Son süreçte ise yerlerinden edilen Arakanlı Müslümanların sayısı 300 bini aştı. Myanmar yönetiminin istediği de tam da budur. Uluslararası güçlerle birlikte hareket eden bu insanlık dışı yönetim Budist çeteleri kullanarak Arakan'ı Müslümansızlaştırma politikası yürütüyor. Müslümanların yerlerini terk edecekleri baskıları, peş peşe sistematik olarak uyguluyor. Bu baskılara dayanamayan Müslümanlar, yanı başlarındaki Bangladeş'e göç ediyor.
Bu noktada bir taşla iki kuş vuruluyor: Bir yandan Arakan boşaltılırken öte yandan itibari sıfırın altında olan Bangladeş yönetimi mültecilere yardım ettiği gerekçesiyle meşrulaştırılıyor, onore ediliyor.
Bu sahadaki vakaların tesadüfî geliştiği iddia edilemez. Birbirleri ile anlaşmalı güçler, burada işbirliği yapıyor. Budist çeteler, Müslümanları Arakan'dan uzaklaştıracak işkenceleri yaparken Bangladeş'in Müslüman âlim katili ulusal sosyalist Şeyh Hasina yönetimi iltica için koşullar oluşturuyor.
Arakan'da olması gereken, göçün kolaylaştırılması değil direniş koşullarının oluşturulması, direnişin Müslümanları yerlerinde tutacak, onları yörenin sakini olmaktan çıkarıp yörenin hakimi konumuna çıkaracak boyutlara taşınmasıdır.
Arakan'da direniş zemini de geleneği de vardır. Ama uluslararası güçler, son dönemde her tür İslamî direnişi “terörizm”, ona yardımcı olmayı da terörizme destek sınıfına aldıkları için bu husus pek gündeme getirilmemektedir.
Abdulkadir Molla, Rahman Nizamî gibi âlimlerin katili bir Bangladeş yönetiminin Arakan'da başlayacak bir direnişi desteklemesi beklenebilir mi? Hayır, aksine burada bir direniş söz konusu olduğunda onu bastırmaya çalışacak ilk devlet, ulusal sosyalist Şeyh Hasina yönetimindeki Bangladeş olacaktır.

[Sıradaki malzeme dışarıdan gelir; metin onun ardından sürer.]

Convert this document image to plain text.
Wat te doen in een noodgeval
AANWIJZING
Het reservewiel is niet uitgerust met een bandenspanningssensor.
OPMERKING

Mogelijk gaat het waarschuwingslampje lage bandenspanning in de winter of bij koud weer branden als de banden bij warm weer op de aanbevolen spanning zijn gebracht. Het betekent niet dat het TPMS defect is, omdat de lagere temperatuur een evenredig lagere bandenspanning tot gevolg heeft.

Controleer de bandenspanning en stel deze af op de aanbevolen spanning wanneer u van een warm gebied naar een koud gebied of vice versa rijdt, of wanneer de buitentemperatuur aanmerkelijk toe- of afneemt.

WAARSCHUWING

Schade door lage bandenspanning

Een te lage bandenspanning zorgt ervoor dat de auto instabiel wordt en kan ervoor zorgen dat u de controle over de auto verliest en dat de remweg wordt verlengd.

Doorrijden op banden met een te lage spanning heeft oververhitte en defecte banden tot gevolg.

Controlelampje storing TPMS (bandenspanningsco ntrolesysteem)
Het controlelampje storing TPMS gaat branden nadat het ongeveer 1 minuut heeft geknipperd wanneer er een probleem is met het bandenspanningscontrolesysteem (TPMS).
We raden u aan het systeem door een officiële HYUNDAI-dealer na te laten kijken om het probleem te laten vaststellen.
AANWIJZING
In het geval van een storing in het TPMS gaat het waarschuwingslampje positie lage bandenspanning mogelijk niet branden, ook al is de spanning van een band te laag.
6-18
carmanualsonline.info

Direnişe karşı ama ilticanın yardımcısı bir Şeyh Hasina bize her şeyi anlatmıyor mu? Normal koşullarda Arakan'dan Bangladeş'e göçün, nüfus yoğunluğu problemi yaşayan Bangladeş'in işine gelmemesi gerekir. Oysa Bangladeş, bu nüfus yoğunluğunu artırma riskine rağmen direnişin karşısında duruyor. Çünkü uluslararası güçler, ondan bunu istiyor.
Mağdur durumundaki Müslümana yardımcı olmak Müslümanın vazifesidir. Ama mültecileştirmenin şeytani bir politikaya dönüştüğü bugünün dünyasında teşvik edilmesi gereken iltica değil, direniştir.